Although Heidi lived across the border in Switzerland, she would have felt right at home in the Austrian Tyrol. This part of Austria borders with Germany, Italy and Switzerland, and is a verdant kingdom of grasslands, forests and waterfalls. Tall church steeples watch over the bucolic towns and villages, balconies brim with flowers tended by apple-cheeked countrywomen in typical dirndl costumes with neat bodices, full skirts and bright aprons.
This is the perfect setting to encourage you to set aside town habits and enter into the natural flow, where the landscape is dominated by Alpine peaks. Until recently, the geography and climate of the Tyrol made access so difficult that the area has remained almost completely unspoiled even in comparison to the rest of Austria.
There are several options for holidays here, including renting a chalet on the mountainside, checking into one of the little rural hotels, or even staying on a real farm. This last option is perfect for a family holiday: after re-charging their energy levels with a breakfast of homemade bread, butter and jam, or speck – the local speciality juniper-flavoured ham – instead of the kids dashing off to their rooms to play on the computer, they can set off by bike, on foot or on horseback to explore a different mountain trail each day. They can learn to milk a cow or discover the herbs that grow on the mountain meadowlands, swim in natural lakes and streams, and even go skiing in the sunshine on the Stubai Glacier.
Even in the middle of August, accommodation for four people starts from as little as 350 € for the week. Easyjet flies direct from London Gatwick to Innsbruck, the nearest airport, and there are other options if you choose to fly to Munich which is only a couple of hours drive away.

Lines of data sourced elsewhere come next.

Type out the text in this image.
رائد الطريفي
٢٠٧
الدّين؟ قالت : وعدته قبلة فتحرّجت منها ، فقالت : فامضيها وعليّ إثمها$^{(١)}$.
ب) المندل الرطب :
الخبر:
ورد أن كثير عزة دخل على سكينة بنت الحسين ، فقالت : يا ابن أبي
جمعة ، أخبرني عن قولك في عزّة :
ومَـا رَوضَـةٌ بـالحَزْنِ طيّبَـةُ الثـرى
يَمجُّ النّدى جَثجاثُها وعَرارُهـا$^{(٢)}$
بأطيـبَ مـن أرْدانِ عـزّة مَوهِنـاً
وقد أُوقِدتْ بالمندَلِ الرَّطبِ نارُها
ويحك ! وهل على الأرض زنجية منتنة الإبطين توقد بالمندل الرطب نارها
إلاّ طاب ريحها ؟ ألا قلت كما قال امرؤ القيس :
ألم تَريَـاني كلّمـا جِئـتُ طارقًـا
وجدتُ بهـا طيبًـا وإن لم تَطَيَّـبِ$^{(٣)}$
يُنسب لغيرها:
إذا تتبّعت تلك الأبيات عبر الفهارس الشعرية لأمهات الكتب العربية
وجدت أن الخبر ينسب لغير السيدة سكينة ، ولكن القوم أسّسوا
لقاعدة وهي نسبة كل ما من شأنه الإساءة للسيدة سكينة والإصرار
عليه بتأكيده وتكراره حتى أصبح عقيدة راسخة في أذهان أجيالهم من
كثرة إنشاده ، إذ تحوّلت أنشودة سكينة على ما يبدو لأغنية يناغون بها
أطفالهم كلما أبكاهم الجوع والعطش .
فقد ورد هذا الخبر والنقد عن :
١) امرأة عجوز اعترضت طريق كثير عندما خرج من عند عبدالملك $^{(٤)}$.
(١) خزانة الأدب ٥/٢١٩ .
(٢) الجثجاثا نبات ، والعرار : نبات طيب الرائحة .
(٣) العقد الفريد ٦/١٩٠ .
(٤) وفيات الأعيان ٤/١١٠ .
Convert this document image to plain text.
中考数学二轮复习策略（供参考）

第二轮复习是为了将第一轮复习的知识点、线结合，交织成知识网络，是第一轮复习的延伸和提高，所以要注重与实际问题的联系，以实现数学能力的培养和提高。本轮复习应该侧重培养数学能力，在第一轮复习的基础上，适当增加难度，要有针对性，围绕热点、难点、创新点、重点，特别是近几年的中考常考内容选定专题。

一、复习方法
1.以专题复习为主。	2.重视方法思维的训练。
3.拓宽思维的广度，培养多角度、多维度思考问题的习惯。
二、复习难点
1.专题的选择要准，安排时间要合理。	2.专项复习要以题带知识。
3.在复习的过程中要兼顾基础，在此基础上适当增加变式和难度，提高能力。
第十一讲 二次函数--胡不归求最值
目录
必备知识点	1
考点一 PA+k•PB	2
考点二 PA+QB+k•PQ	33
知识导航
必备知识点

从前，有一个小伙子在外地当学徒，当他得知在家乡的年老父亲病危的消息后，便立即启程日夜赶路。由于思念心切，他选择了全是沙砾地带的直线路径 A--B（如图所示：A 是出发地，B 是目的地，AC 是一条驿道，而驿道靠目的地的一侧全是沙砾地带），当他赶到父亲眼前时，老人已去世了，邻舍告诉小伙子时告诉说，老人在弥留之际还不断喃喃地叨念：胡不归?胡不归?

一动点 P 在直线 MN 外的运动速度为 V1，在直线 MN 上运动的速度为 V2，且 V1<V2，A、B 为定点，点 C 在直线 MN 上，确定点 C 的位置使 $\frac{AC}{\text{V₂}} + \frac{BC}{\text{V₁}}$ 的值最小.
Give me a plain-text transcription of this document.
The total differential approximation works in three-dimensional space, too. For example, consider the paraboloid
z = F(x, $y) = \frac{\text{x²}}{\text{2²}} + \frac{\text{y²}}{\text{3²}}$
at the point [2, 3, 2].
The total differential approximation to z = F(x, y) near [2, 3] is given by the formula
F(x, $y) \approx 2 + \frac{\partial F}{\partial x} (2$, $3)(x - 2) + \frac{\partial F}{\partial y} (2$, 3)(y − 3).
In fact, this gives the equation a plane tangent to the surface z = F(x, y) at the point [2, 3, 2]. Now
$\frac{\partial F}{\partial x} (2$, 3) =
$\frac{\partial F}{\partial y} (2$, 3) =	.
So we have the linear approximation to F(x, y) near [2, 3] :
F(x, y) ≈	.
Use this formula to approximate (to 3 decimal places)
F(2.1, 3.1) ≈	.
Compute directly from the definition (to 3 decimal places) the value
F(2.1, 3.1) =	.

Renting a car is the ideal way to enable you to get down to explore the small city of Innsbruck, capital of Tyrol, with all the Baroque domes, Renaissance facades and Gothic arches that 800 years of history have left dotted around its medieval centre. Or you can set off on excursions in the picture-postcard valleys of Zillertal, Pitzal, Kaunas or Otztaler; and, if you manage to find a baby-sitter for an afternoon, keep an eye out for one of the delicious local spas.
If you choose to stay in Innsbruck itself, or in one of the two dozen nearby villages, you'll be right on the spot to take advantage of the range of free summer activities that the Tourist Board offers for visitors. These include guided tours through the mountains on foot or by bike, as well as discounts on cable cars and on the typical Tyrolean evenings. The Innsbruck Card allows you to use public transport or the city's Sightseer tourist bus, and gives free or discount entry to Innsbruck's main museums and attractions, as well as other interesting family activities such as the Alpine zoo and Swarovski Crystal Worlds in Wattens, a truly scintillating experience.